Occasional ca connect issue

coretl commented 1 year ago

When doing a lot of ca_connects in a short space of time (1000ish in a few seconds) some of them take a longer than usual time to connect. I've had a go at reproducing this, and I have a fairly minimal reproducer:

import ctypes
import subprocess
import sys
import tempfile
import time
from queue import Queue

import pytest
from epicscorelibs.ca import cadef

NUM = 1000

@pytest.fixture(scope="module")
def ioc():
    cadef.ca_context_create(1)
    with tempfile.NamedTemporaryFile() as records:
        records.write(
            b"\n".join(b'record(longout, "LONGOUT%d") {\n}' % i for i in range(NUM))
        )
        records.flush()
        process = subprocess.Popen(
            [sys.executable, "-m", "epicscorelibs.ioc", "-d", records.name],
            stdin=subprocess.PIPE,
            stdout=subprocess.PIPE,
            stderr=subprocess.STDOUT,
            universal_newlines=True,
        )
        yield process
        try:
            process.communicate("exit()")
        except ValueError:
            # Someone else already called communicate
            pass

@pytest.mark.parametrize("iteration", [i for i in range(NUM)])
def test_get_pv(iteration, ioc):
    q = Queue()

    @cadef.connection_handler
    def put_on_queue(args):
        if args.op == cadef.CA_OP_CONN_UP:
            q.put(None)

    t = time.time()
    chid = ctypes.c_void_p()
    cadef.ca_create_channel(
        "LONGOUT%d" % iteration, put_on_queue, 0, 0, ctypes.byref(chid)
    )
    q.get()
    cadef.ca_clear_channel(chid.value)
    assert time.time() - t < 2

This will make an IOC with 1000 PVs, then do a ca_connect and wait for connection to each of those PVs serially. Most take about 0.1s to connect, but about 1 in 1000 will take between 2 and 9 seconds. Have you ever seen this @mdavidsaver ?

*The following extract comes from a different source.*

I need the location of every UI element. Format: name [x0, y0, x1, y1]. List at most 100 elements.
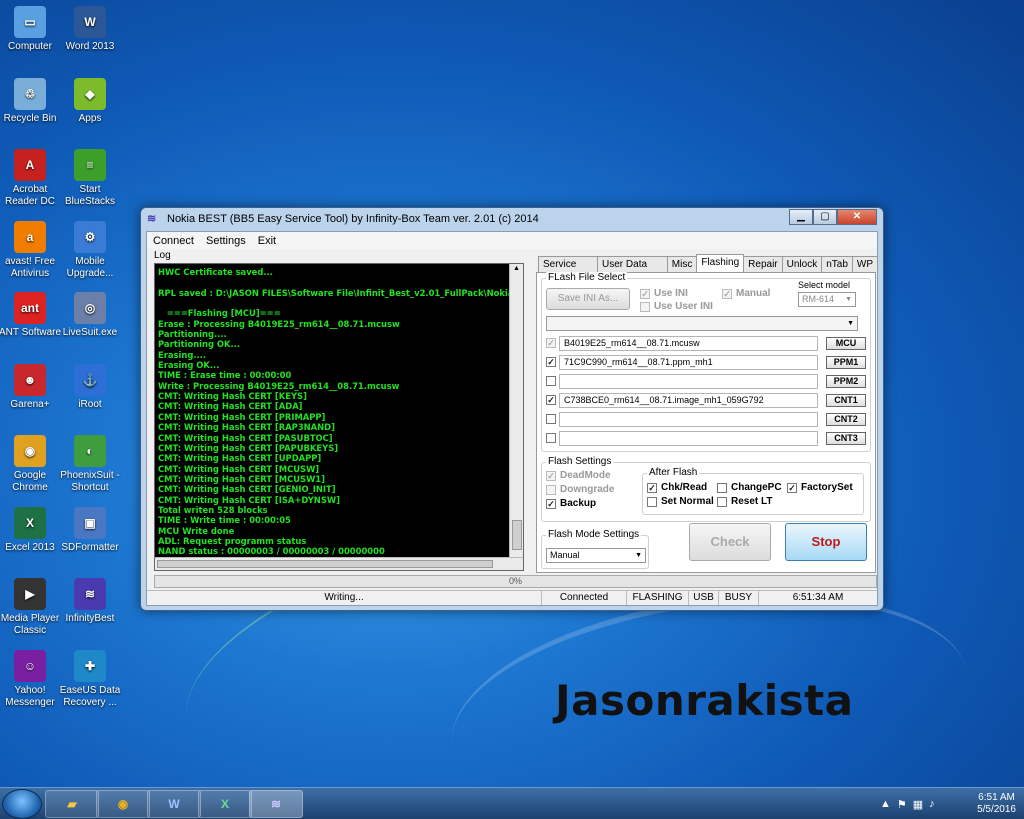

mdavidsaver commented 1 year ago

This may be a manifestation one of the long standing "gotchas" of libca. ca_create_channel() queues a request to connect, but does not always immediately flush. The intent is that on startup, a large client will issue many ca_create_channel(), then one ca_flush_io().

coretl commented 1 year ago

I just noticed I forgot to put the flushes in the test script, although they are there in aioca where the problem manifests itself, let me try again with flushes...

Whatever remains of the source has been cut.